We need to compare both sides and welook for hypermobility, pointing on the direction of an anterior cruciate ligament lesion.

As an alternative we can also use Lelli’s test.

Posterior drawer test

 Posterior drawer test

While pushing on the tibia in a posterior direction, we palpate with the thumb in the joint line.   In normal circumstances no movement is felt.

If mobility is felt, most likely there is a posterior cruciate ligament lesion.

Resisted extension

 Resisted extension

Main test for the quadriceps.

Resisted flexion

 resisted flexion

Test for the hamstrings, biceps femoris, pes anserinus and popliteus.


  1. Warmth, fluid, synovial thickening

Warmth and fluid suggest an articular or ligamentous lesion in an active stage.

The presence of fluid can be elicited by two tests : one for a large quantity of fluid in the joint (the patellar tap) and one for a minor effusion.

Synovial thickening suggests a rheumatoid type of arthritis.  It is palpated at the femoral condyles.

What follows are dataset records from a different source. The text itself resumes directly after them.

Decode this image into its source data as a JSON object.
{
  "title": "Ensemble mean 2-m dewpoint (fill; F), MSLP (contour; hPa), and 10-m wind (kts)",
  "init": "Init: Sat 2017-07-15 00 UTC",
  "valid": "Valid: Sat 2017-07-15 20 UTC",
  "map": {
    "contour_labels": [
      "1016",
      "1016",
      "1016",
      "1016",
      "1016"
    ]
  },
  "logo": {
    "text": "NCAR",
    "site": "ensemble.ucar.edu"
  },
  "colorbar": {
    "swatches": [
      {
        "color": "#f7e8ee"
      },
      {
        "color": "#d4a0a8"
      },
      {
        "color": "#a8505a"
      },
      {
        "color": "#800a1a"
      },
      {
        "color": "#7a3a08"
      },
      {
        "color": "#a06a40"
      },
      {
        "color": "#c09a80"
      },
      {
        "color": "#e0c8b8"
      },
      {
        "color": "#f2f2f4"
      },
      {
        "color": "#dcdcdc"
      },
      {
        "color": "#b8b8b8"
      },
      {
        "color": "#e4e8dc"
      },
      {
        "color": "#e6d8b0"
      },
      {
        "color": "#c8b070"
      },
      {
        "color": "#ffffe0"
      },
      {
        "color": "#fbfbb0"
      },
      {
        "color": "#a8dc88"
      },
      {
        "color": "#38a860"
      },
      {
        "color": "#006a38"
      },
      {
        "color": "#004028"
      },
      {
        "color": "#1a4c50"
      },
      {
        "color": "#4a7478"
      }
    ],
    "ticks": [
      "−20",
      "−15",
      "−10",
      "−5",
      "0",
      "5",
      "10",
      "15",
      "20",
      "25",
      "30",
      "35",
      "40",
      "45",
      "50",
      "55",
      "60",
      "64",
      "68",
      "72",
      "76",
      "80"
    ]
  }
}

Palpation for swelling (1)

 Palpation for swelling (2)

 2. Tenderness in the affected structure

3. Other findings : cyst, osteophyte, crepitus

 A series of complementary mensical tests are described in literature, but all of them seem to have a rather limited validity.

The most useful meniscal test seems to be following:

Ask the patient to stand on one leg, slightly flex the knee, and then perform a pivoting movement.  We try to provoke the specific symptoms the patient described in the history.